SECTION 1. Primary and Exclusive Original and Appellate Jurisdiction. The Board shall have primary and exclusive jurisdiction, both original and appellate, to determine and adjudicate all agrarian disputes involving the implementation of the Comprehensive Agrarian Reform
Program (CARP) under Republic Act No. 6657, Executive Order Nos. 228, and 129-A, Republic Act No. 3844 as amended by Republic Act No. 6389, Presidential Decree No. 27 and other agrarian laws and their implementing rules and regulations. Specifically, such jurisdiction shall
include but not be limited to cases involving the following:
x x x
e) Those involving the sale, alienation, mortgage, foreclosure, pre-emption and redemption of agricultural lands under the coverage of the CARP or other agrarian laws;
x x x
[15] AN ACT INSTITUTING A COMPREHENSIVE AGRARIAN REFORM PROGRAM TO PROMOTE SOCIAL JUSTICE AND INDUSTRIALIZATION, PROVIDING THE MECHANISM FOR ITS IMPLEMENTATION, AND FOR OTHER PURPOSES.
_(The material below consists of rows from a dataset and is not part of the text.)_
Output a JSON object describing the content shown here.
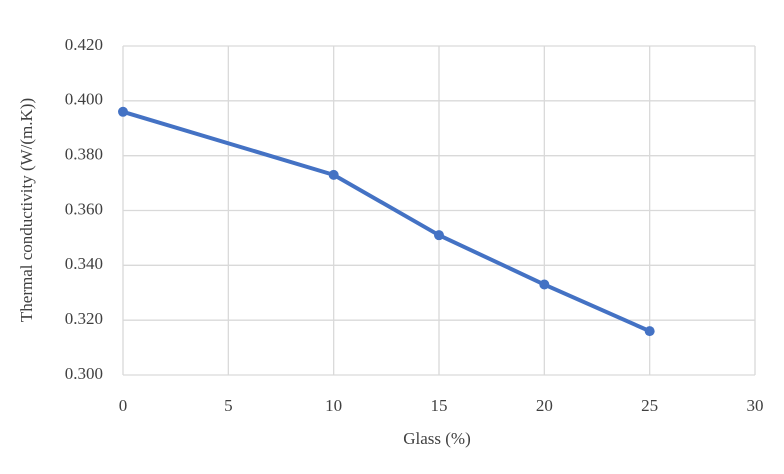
{
  "chart_data": {
    "type": "line",
    "xlabel": "Glass (%)",
    "ylabel": "Thermal conductivity (W/(m.K))",
    "x": [
      0,
      10,
      15,
      20,
      25
    ],
    "series": [
      {
        "color": "#4472c4",
        "values": [
          0.396,
          0.373,
          0.351,
          0.333,
          0.316
        ]
      }
    ],
    "xlim": [
      0,
      30
    ],
    "xticks": [
      0,
      5,
      10,
      15,
      20,
      25,
      30
    ],
    "ylim": [
      0.3,
      0.42
    ],
    "yticks": [
      {
        "value": 0.3,
        "label": "0.300"
      },
      {
        "value": 0.32,
        "label": "0.320"
      },
      {
        "value": 0.34,
        "label": "0.340"
      },
      {
        "value": 0.36,
        "label": "0.360"
      },
      {
        "value": 0.38,
        "label": "0.380"
      },
      {
        "value": 0.4,
        "label": "0.400"
      },
      {
        "value": 0.42,
        "label": "0.420"
      }
    ],
    "grid": true
  }
}
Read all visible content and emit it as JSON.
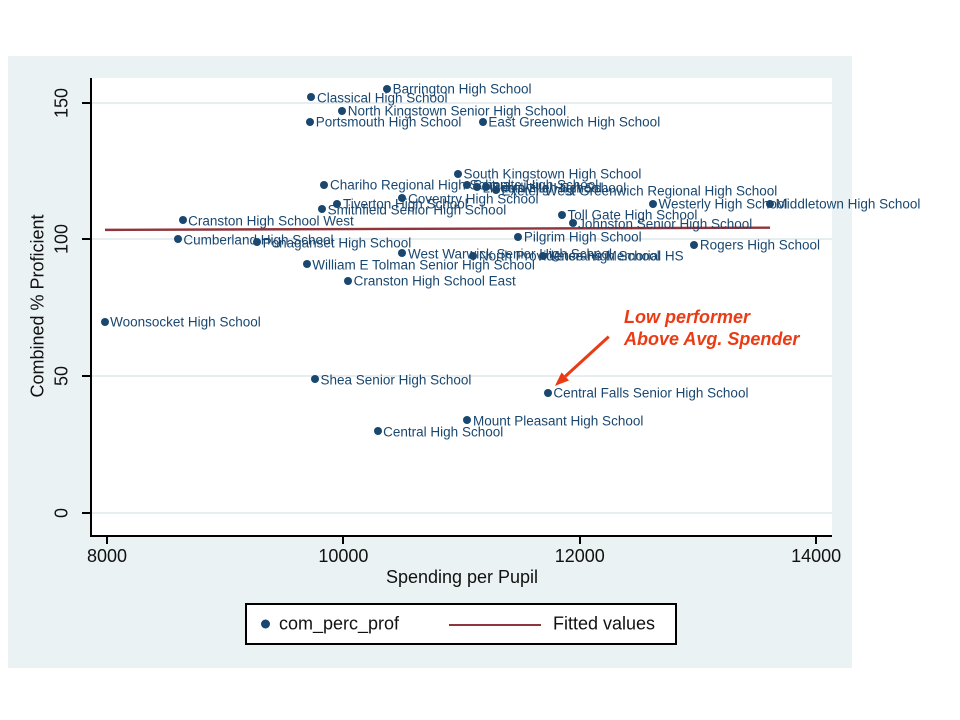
{
  "chart_data": {
    "type": "scatter",
    "title": "",
    "xlabel": "Spending per Pupil",
    "ylabel": "Combined % Proficient",
    "xlim": [
      7873,
      14134
    ],
    "ylim": [
      -8,
      159
    ],
    "xticks": [
      "8000",
      "10000",
      "12000",
      "14000"
    ],
    "yticks": [
      "0",
      "50",
      "100",
      "150"
    ],
    "grid": "horizontal-gridlines-on",
    "colors": {
      "point": "#1a476f",
      "point_label": "#1a476f",
      "fitted_line": "#90353b",
      "annotation": "#ea3b14",
      "graph_background": "#eaf2f3",
      "plot_background": "#ffffff",
      "gridline": "#e8eef0",
      "axis": "#000000"
    },
    "legend": {
      "position": "bottom",
      "series_label": "com_perc_prof",
      "fit_label": "Fitted values"
    },
    "fitted_line": {
      "x1": 7983,
      "y1": 103.5,
      "x2": 13610,
      "y2": 104.3
    },
    "annotation": {
      "line1": "Low performer",
      "line2": "Above Avg. Spender",
      "arrow": {
        "x1": 12245,
        "y1": 64.5,
        "x2": 11790,
        "y2": 46.5
      }
    },
    "points": [
      {
        "name": "Barrington High School",
        "x": 10370,
        "y": 155
      },
      {
        "name": "Classical High School",
        "x": 9730,
        "y": 152
      },
      {
        "name": "North Kingstown Senior High School",
        "x": 9990,
        "y": 147
      },
      {
        "name": "Portsmouth High School",
        "x": 9720,
        "y": 143
      },
      {
        "name": "East Greenwich High School",
        "x": 11180,
        "y": 143
      },
      {
        "name": "South Kingstown High School",
        "x": 10970,
        "y": 124
      },
      {
        "name": "Chariho Regional High School",
        "x": 9840,
        "y": 120
      },
      {
        "name": "Scituate High School",
        "x": 11050,
        "y": 120
      },
      {
        "name": "Lincoln High School",
        "x": 11130,
        "y": 119
      },
      {
        "name": "Burrillville High School",
        "x": 11210,
        "y": 119
      },
      {
        "name": "Exeter-West Greenwich Regional High School",
        "x": 11290,
        "y": 118
      },
      {
        "name": "Coventry High School",
        "x": 10500,
        "y": 115
      },
      {
        "name": "Tiverton High School",
        "x": 9950,
        "y": 113
      },
      {
        "name": "Smithfield Senior High School",
        "x": 9820,
        "y": 111
      },
      {
        "name": "Westerly High School",
        "x": 12620,
        "y": 113
      },
      {
        "name": "Middletown High School",
        "x": 13610,
        "y": 113
      },
      {
        "name": "Toll Gate High School",
        "x": 11850,
        "y": 109
      },
      {
        "name": "Johnston Senior High School",
        "x": 11940,
        "y": 106
      },
      {
        "name": "Cranston High School West",
        "x": 8640,
        "y": 107
      },
      {
        "name": "Cumberland High School",
        "x": 8600,
        "y": 100
      },
      {
        "name": "Ponaganset High School",
        "x": 9270,
        "y": 99
      },
      {
        "name": "Pilgrim High School",
        "x": 11480,
        "y": 101
      },
      {
        "name": "Rogers High School",
        "x": 12970,
        "y": 98
      },
      {
        "name": "West Warwick Senior High School",
        "x": 10500,
        "y": 95
      },
      {
        "name": "North Providence High School",
        "x": 11100,
        "y": 94
      },
      {
        "name": "Veterans Memorial HS",
        "x": 11690,
        "y": 94
      },
      {
        "name": "William E Tolman Senior High School",
        "x": 9690,
        "y": 91
      },
      {
        "name": "Cranston High School East",
        "x": 10040,
        "y": 85
      },
      {
        "name": "Woonsocket High School",
        "x": 7980,
        "y": 70
      },
      {
        "name": "Shea Senior High School",
        "x": 9760,
        "y": 49
      },
      {
        "name": "Central Falls Senior High School",
        "x": 11730,
        "y": 44
      },
      {
        "name": "Mount Pleasant High School",
        "x": 11050,
        "y": 34
      },
      {
        "name": "Central High School",
        "x": 10290,
        "y": 30
      }
    ]
  }
}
[16] G.R. Nos. 139913 & 140159, 16 January 2004, 420 SCRA 90.
[17] Id. at 99-100 citing Basilio v. De Guzman, 105 Phil. 1276 (1959).
[18] Rules of Court, Rule 39, Sec. 47, par. (c).
SEC. 47. Effect of judgments or final orders. The effect of a judgment or final order rendered by a court of the Philippines, having jurisdiction to pronounce the judgment or final order, may be as follows:. . .
(c) In any other litigation between the same parties or their successors in interest, that only is deemed to have been adjudged in a former judgment or final order which appears upon its face to have been so adjudged, or which was actually and necessarily included therein
or necessary thereto.
[19] Melchor v. Gironella, G.R. No. 151138, 16 February 2005, 451 SCRA 476, 483 citing Tapiador v. Office of the Ombudsman, G.R. No. 129124, 15 March 2002, 379 SCRA 322, 330.